Whatever your position on our country’s policies toward immigrants and those seeking asylum — and, let’s all acknowledge, there is a wide range of defensible positions, far beyond the most extreme at either end — it’s going to be up to voters to demand real, honest solutions. If we merely allow our passions to be inflamed, and the discussion ends there, we’re all damned to continue down a path where nobody benefits as they could — not families seeking opportunity, not the American economy in need of workers, not a national identity weaved from a quilt of foreign roots, not the American people who demand safety and affordable housing and fair-paying jobs for men and women already here. Instead, it will merely be used to scare and demonize and anger people into voting one way or another — a political accelerant, nothing more.

Elissa McLean and Andy Winter of Noyac provide some guidance for how we can change this stubborn mess we’re in, once and for all. They don’t offer any specific solutions to the thorny immigration crisis (nor do we). But they set a crucial example for how we need to have this conversation, and where the priorities must stay.

So much of the issue today surrounds asylum seekers. After the horrors of the Holocaust, many nations, including the United States, agreed in the years after World War II never to turn their backs on people fleeing persecution. Many of the men, women and children who are flocking to the southern U.S. border from many different nations are following a set process by which they seek asylum, which must be done on U.S. soil.

The process, as it stands today, clearly is not adequate; the system is being overwhelmed, daily, but the number of people fleeing crime, poverty and political persecution — or who, simply seeking a chance at a better life, have joined the flow of humanity. Whether there should be limits, how they should be imposed, how applicants awaiting a court ruling are handled — these are some of the many logistical details to be resolved.

But this is where McLean and Winter come in: Before we debate, before we experiment with solutions, before we legislate, we must protect the humanity of the people most affected. It’s easy, in debating the politics, to forget, or willfully ignore, the impact on human lives. That cannot happen.

The Noyac couple, in late January, visited LTV to discuss their experience on the southern border, in Arizona, in December. They went not for politics but merely to help in simple ways: food, water, Wi-Fi for families who have been unable to call home for long stretches, a friendly pet dog for the kids to snuggle. They’ve done this before and can offer reflections on how the circumstances have changed, how asylum means running toward Border Patrol instead of fleeing from them once over the border. But while the paperwork changes, the human cost is the same.

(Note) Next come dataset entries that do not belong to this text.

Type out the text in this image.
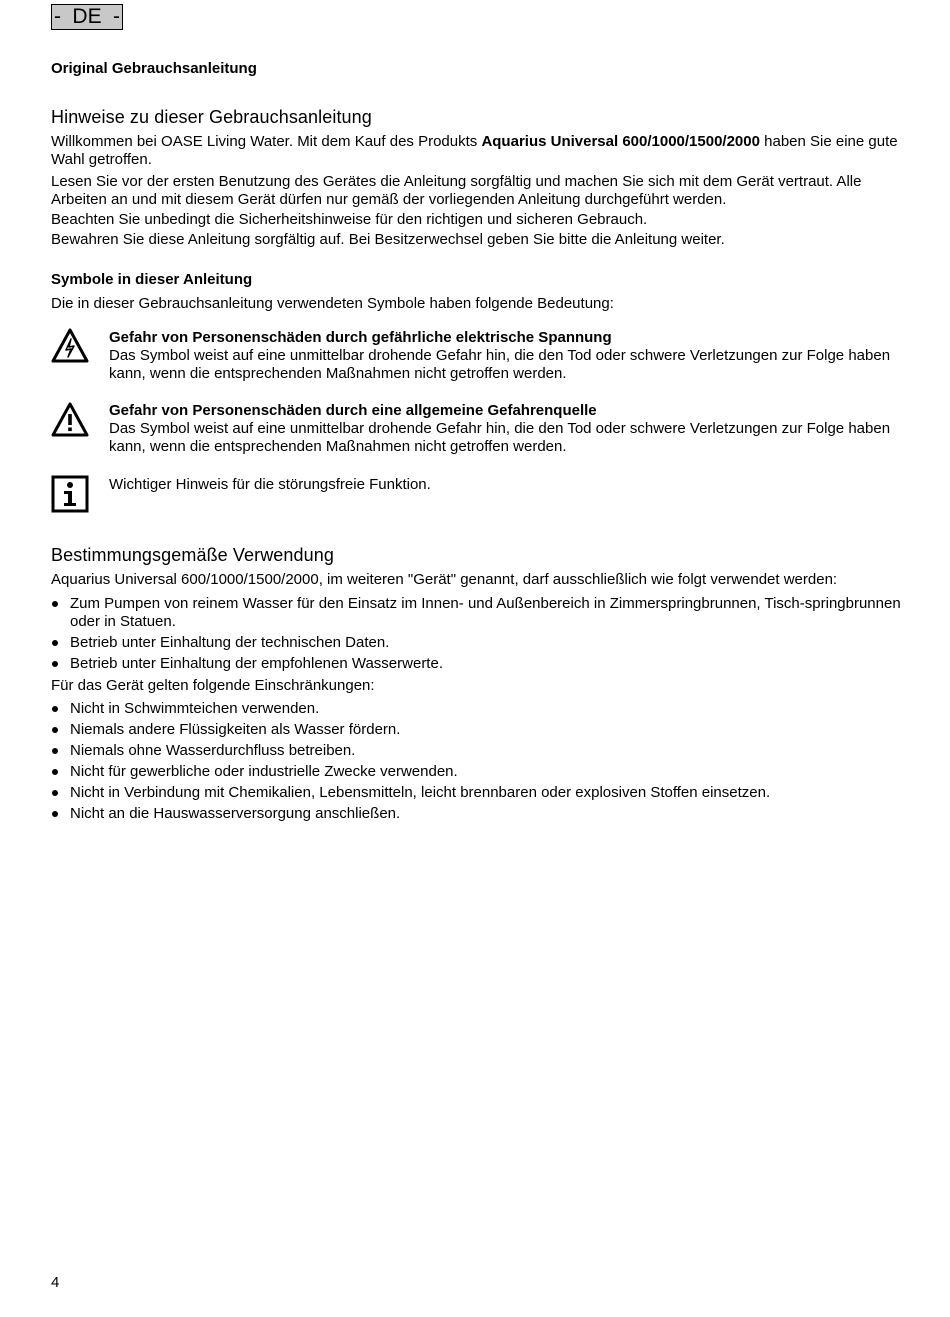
- DE -
Original Gebrauchsanleitung
Hinweise zu dieser Gebrauchsanleitung
Willkommen bei OASE Living Water. Mit dem Kauf des Produkts Aquarius Universal 600/1000/1500/2000 haben Sie eine gute Wahl getroffen.
Lesen Sie vor der ersten Benutzung des Gerätes die Anleitung sorgfältig und machen Sie sich mit dem Gerät vertraut. Alle Arbeiten an und mit diesem Gerät dürfen nur gemäß der vorliegenden Anleitung durchgeführt werden.
Beachten Sie unbedingt die Sicherheitshinweise für den richtigen und sicheren Gebrauch.
Bewahren Sie diese Anleitung sorgfältig auf. Bei Besitzerwechsel geben Sie bitte die Anleitung weiter.
Symbole in dieser Anleitung
Die in dieser Gebrauchsanleitung verwendeten Symbole haben folgende Bedeutung:
Gefahr von Personenschäden durch gefährliche elektrische Spannung
Das Symbol weist auf eine unmittelbar drohende Gefahr hin, die den Tod oder schwere Verletzungen zur Folge haben kann, wenn die entsprechenden Maßnahmen nicht getroffen werden.
Gefahr von Personenschäden durch eine allgemeine Gefahrenquelle
Das Symbol weist auf eine unmittelbar drohende Gefahr hin, die den Tod oder schwere Verletzungen zur Folge haben kann, wenn die entsprechenden Maßnahmen nicht getroffen werden.
Wichtiger Hinweis für die störungsfreie Funktion.
Bestimmungsgemäße Verwendung
Aquarius Universal 600/1000/1500/2000, im weiteren "Gerät" genannt, darf ausschließlich wie folgt verwendet werden:
Zum Pumpen von reinem Wasser für den Einsatz im Innen- und Außenbereich in Zimmerspringbrunnen, Tisch-springbrunnen oder in Statuen.
Betrieb unter Einhaltung der technischen Daten.
Betrieb unter Einhaltung der empfohlenen Wasserwerte.
Für das Gerät gelten folgende Einschränkungen:
Nicht in Schwimmteichen verwenden.
Niemals andere Flüssigkeiten als Wasser fördern.
Niemals ohne Wasserdurchfluss betreiben.
Nicht für gewerbliche oder industrielle Zwecke verwenden.
Nicht in Verbindung mit Chemikalien, Lebensmitteln, leicht brennbaren oder explosiven Stoffen einsetzen.
Nicht an die Hauswasserversorgung anschließen.
4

Let’s start with common ground: This is no way to handle the challenge. We must find better ways, workable solutions that offer hope but consider all the ways unchecked immigration can create pressure points in our society. But we cannot ever forget: The men, women and children at our borders are not the enemy, they’re not to be feared, they’re not “invaders,” they’re not worthy of insults. Most have paid a higher price to touch American soil than the vast majority of Americans ever will.

This isn’t Arizona, or Texas — but the South Fork has a stake in the immigration crisis in a way that few parts of America do. Our economy, and our culture, are dependent on newly minted Americans of all kinds. We can debate the matter reasonably — but we must never forget the faces, the lives, that are tangled up in our politics. And we must demand that our political candidates do the same.